In Part I of this review, I discussed the mind-numbingly convoluted workflow needed to handle user submissions of photos using SharePoint and InfoPath. In Part II, I'm going to discuss another convoluted workflow for managing a series of rotating blurbs.

On the home page are nine promotional blurbs, handled by a javascript that shows three at a time. Each business day, new blurbs are put in the first three slots, the oldest three drop out of rotation, and the remaining six are shifted down three spots in the order. You would assume that this process of rotation is a perfect candidate for automation.

Nope, it's all done manually and in the most inefficient way possible.

Now each promo blurb is its own document in a version control system. This is a very good start. Where do they go wrong? Ask me where the display order for the blurbs is stored. The display order is stored in each blurb. That means when a blurb is supposed to move from slot 1 to slot 4, you must:

  • check it out of the version control system
  • open it
  • go to the display order field and change the 1 to a 4
  • save it
  • check it back into the version control system and commit your "changes" as a major (x.0) version

And please remember, you're not doing this once, you're doing it nine times... once for each of today's blurbs... so you can make room for the new three showing up tomorrow (but you put their sort order in them while creating them, so you don't have to check them out... unless you created them in advance). And of course, because you're not associating a date with the sort order, you must do this every day. There is no way to program slots more than one business day in advance. If you're going to be off, for whatever reason, someone else will have to take time out of their day to do this for you.

Now, anybody who understands databases and automation would never make the sort order a property of the document in this situation. In the 2003 copy of the Visual Quickstart Guide to MySQL, this kind of logic opens chapter 3. Five pages into chapter 3 of a beginner's book on databases, it's explaining why you shouldn't do this.

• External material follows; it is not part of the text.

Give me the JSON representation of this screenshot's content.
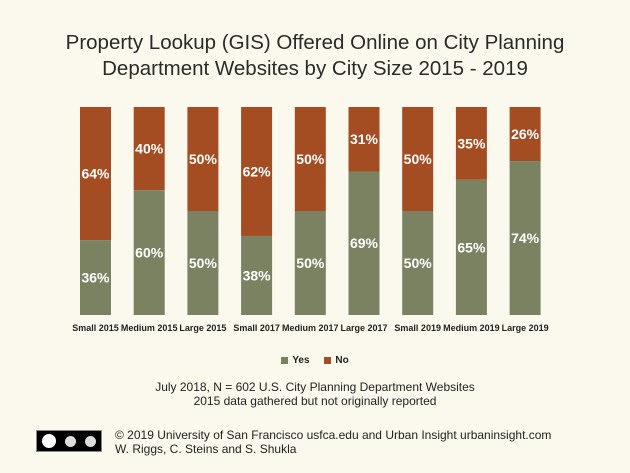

And for this reason, every day, I have to book in the new blurbs for tomorrow and pull out the old blurbs that should no longer appear. I used to do that at IMDb... in 1998... when I had to code the daily homepage by hand. By early 1999 we'd kludged up a system to modularize the homepage and schedule the modules.

It wasn't even a real CMS. We built a skeleton of the homepage with placeholders for content bits. Each bit had a file name, like "motd.html" for the "Movie of the Day" feature. Then a Perl script ran at midnight. If on February 1, 1999, it found a file called "motd.19990201.html" in the pending directory, it copied it over "motd.html" in the live directory. If there was no file with that name, it left motd.html alone. A few minutes after that, another script read the current bits, fleshed out the skeleton and published the new home page.

It's that simple. We were doing it more efficiently in 1999 with two simple Perl scripts. With thousands of dollars in Microsoft software and Microsoft-approved SharePoint and InfoPath developers (not ones who just put it on their resume and talked a good game, but ones working at Microsoft), this is the best system they could develop? What's wrong with this picture?

Of course, once you've been root on your own LAMP system and coded your own CMS from scratch, being a cog in someone else's wheel will no doubt be frustrating. And don't get me wrong, I'm liking the work. I'm just having issues with the tools I'm being given to do it. If I'm ever in a position to talk someone out of SharePoint or InfoPath, I will. Possibly I just have.